When Arpaio's "cold case posse" gave its initial report, it was clear just how deeply WND inserted itself in the process -- Corsi was, for all practical purposes, a member of the posse. That all but guaranteed that the investigation would not be thorough or balanced. And if that wasn't enough, Corsi and Mike Zullo, the head of the posse investigation, immediately published an e-book of the findings -- cribbing liberally from Corsi's book, thus confirming the bias of the "investigation" -- and kept the proceeds, even though the posse is a registered nonprofit organization.
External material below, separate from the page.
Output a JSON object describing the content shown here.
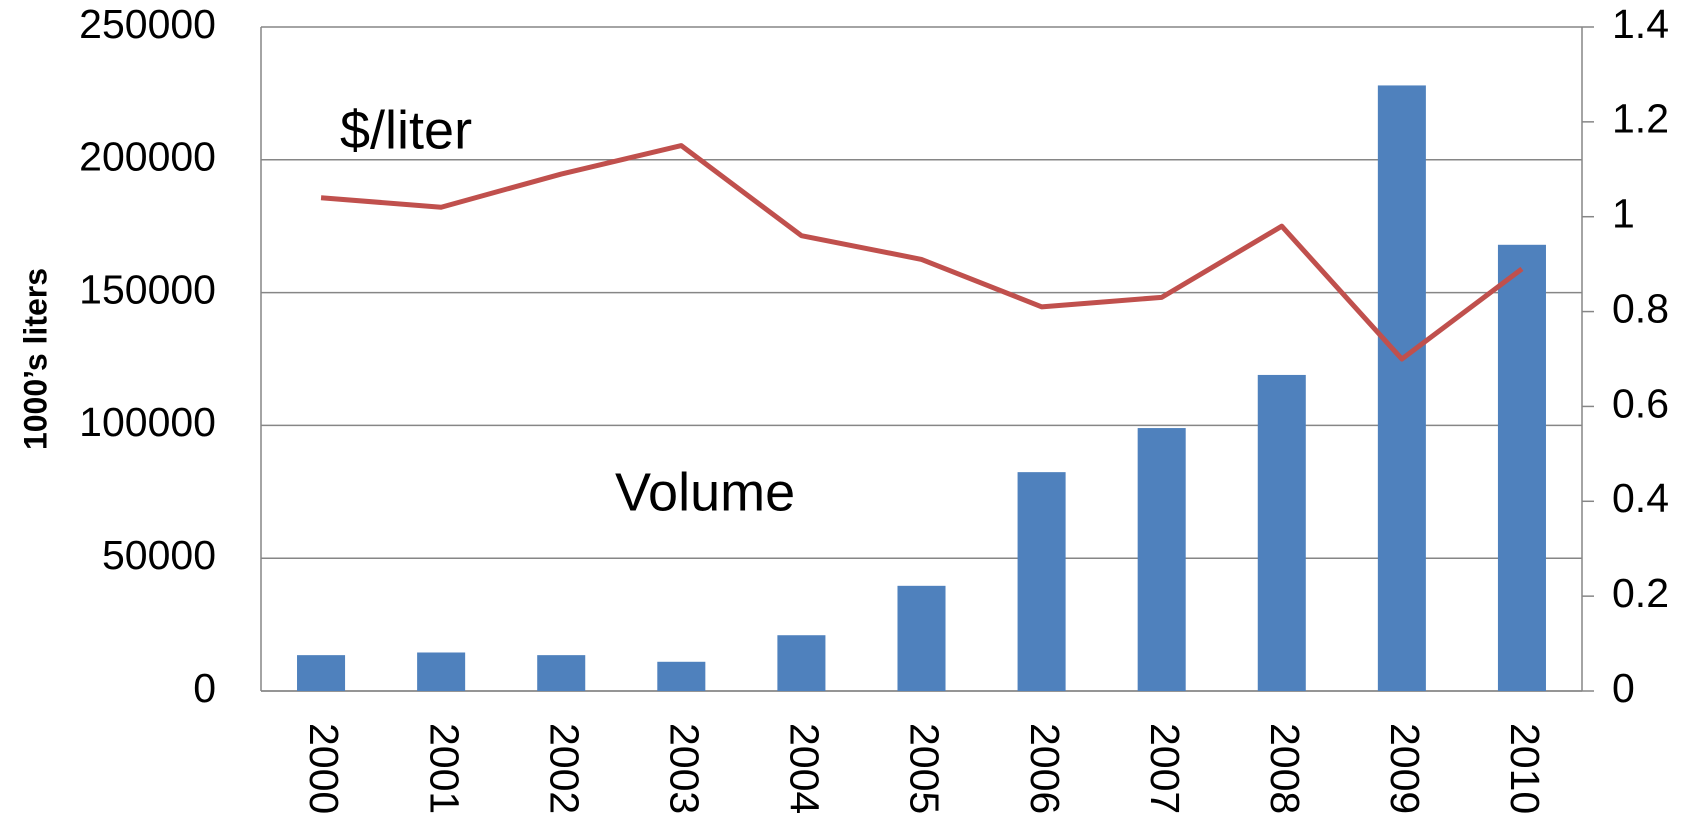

Out in the real world, though, the birther conspiracies were consistently discredited -- a development WND chose to hide from its readers.

The anti-Obama zombie lies continued apace at WND, as did new lies peddled by Joseph Farah and all-out Obama derangement by columnists Larry Klayman and Mychal Massie. Aaron Klein published another Obama-bashing book based on his usual methods of speculation and guilt-by-association.

As the election neared, Corsi gleefully descended into the gutter, publishing never-verified rumors of Obama's purported homosexuality and touting the supposed credibility of Larry Sinclair, whose accusations even WND ultimately backed off of in 2008 after it was revealed that he was a convicted felon.

WND also embraced anti-Obama filmmaker Joel Gilbert, who promoted the idea that activist Frank Marshall Davis was Obama's real father, and that Obama's mother posed nude for him. When Gilbert's wild claims were discredited, WND not only ignored it, Corsi doubled down by publishing even more outlandish claims from Gilbert. They were so wrong that even birthers were compelled to prove Gilbert wrong.

WND's desperate Hail-Mary stunt in the final week of the election was to have Aaron Klein try to donate to Obama's campaign under the name of Osama bin Laden. Given that Klein did so by using "a Pakistani Internet Protocol and proxy server, a disposable credit card and a fake address," he may very well have committed identity fraud in doing so -- which, last we checked, was a crime.

* * *

Even after this four-year torrent of hatred, Obama still rather handily won re-election. That means WND failed in its objective.

This Javert-esque pursuit of Obama had a side effect: It was so desperate to publish every anti-Obama smear, rumor and outright lie that WND has become a joke, a sensationalist website on par with the Weekly World News for fabulism. Even when WND may actually be on the right track in reporting something, its track record means that nothing it reports can be taken at face value and must be cross-checked with more reputable news organizations.

Will WND's failure and self-destruction prompt Joseph Farah and crew to do some soul-searching? Unlikely -- Farah is trying to seize on the post-election atmosphere to shake down his readers for more cash.

In his Nov. 9 column, Farah declared he had an "answer" to Obama's re-election -- the revival of his "No More Red Ink" campaign, in which you pay WND $29.99 (Farah benignly describes that "investing less than $30") for the privilege of "sending individually addressed letters in red ink to all 241 Republicans in the House by guaranteed Fed Ex delivery" telling them not to raise the federal debt limit. Farah does his best to sell it: "Let’s just say it’s a bargain at that price. Try to imagine what it would cost you to send 240 individual letters to Republican House members if you did it yourself. We do all the work and guarantee the delivery."

Farah provides no evidence that spamming members of Congress with letters accomplishes anything.

In his Nov. 11 column, Farah made dubious accusations that the election was stolen, citing as one piece of evidence Aaron Klein's identity fraud stunt. But this too turns into a fund-raising pitch, declaring that "I’ve filed a Federal Elections Commission complaint at considerable cost" that he wants his readers to defray. The column includes numerous links to a page at the WND store for the "2012 Voter Fraud Challenge," which helpfully suggests that it will accept donations of up to $5,000.

One has to wonder if Farah is simply ginning up anti-Obama hatred just so he can try to make a buck on it. Given the nonexistent journalistic reputation of his website these days, hate is pretty much all he has left.